Title : Gasification of solid wastes for high-purity hydrogen and syngas production with CO2 capture
Abstract:
To mitigate the escalating challenges posed by global warming, it is imperative to transition from the predominant use of fossil fuels to sustainable alternatives. Gasification of carbonaceous wastes presents a promising solution by converting waste into gas products, hydrogen (H2) and syngas. H2 serves as a clean energy carrier, while syngas acts as a key feedstock for synthesizing valuable chemicals. However, conventional steam gasification requires significant water and energy inputs to enhance H2 production, thus increasing costs and CO2 emissions. In this research, we propose an in-situ steam gasification of biosolids, utilizing its self-contained moisture and earth-abundant calcium-oxide (CaO) as efficient CO2 adsorbent and catalyst. This approach demonstrates comparable performance to conventional steam gasification process by consuming a large amount of fresh water and energy for generating steam.

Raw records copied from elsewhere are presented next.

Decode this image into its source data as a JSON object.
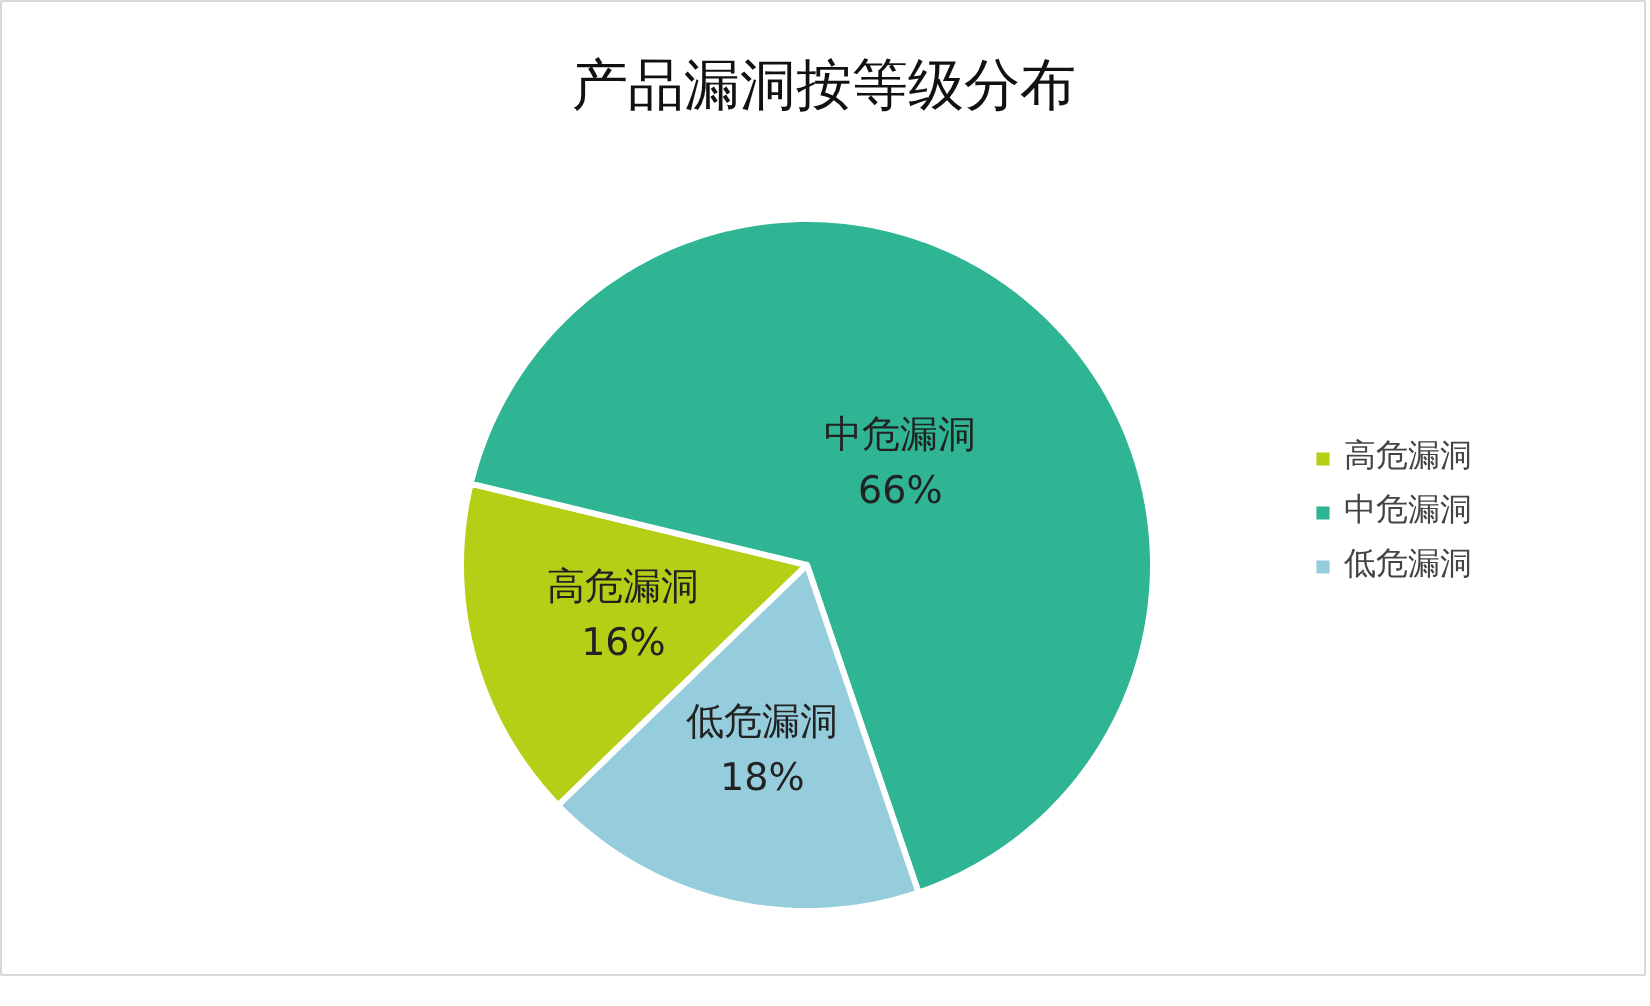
{
  "chart_data": {
    "type": "pie",
    "title": "产品漏洞按等级分布",
    "categories": [
      "高危漏洞",
      "中危漏洞",
      "低危漏洞"
    ],
    "values": [
      16,
      66,
      18
    ],
    "value_labels": [
      "16%",
      "66%",
      "18%"
    ],
    "colors": [
      "#b5cf16",
      "#2fb593",
      "#96cddc"
    ],
    "legend": "right"
  }
}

It yields high-purity H2 (70.2 vol%) in Stage 1 and syngas (93.3 vol%) in Stage 2. The molar ratio of H2 to CO in Stage 2 was 2.0, an optimal composition of syngas to be directly used as feedstocks for downstream processing. Additionally, the low-energy content of biosolids was compensated by introducing waste plastics as a co-gasification feedstock. When the plastic/biosolid blend ratio is 1:6, a highest syngas yield of 500 NmL/gdry waste and a highest energy recovery efficiency of 43.5% is achieved. Furthermore, by introducing CO2 into a Stage 3, an additional CO production up to 147 NmL/gdry waste was obtained when the CO2 concentration was 25 vol%, confirming that captured CO2 can be utilized as an efficient gasification agent for maximizing carbon conversion. This novel process not only enhances the energy recovery efficiency from solid wastes but also contributes to negative net CO2 emissions in waste gasification.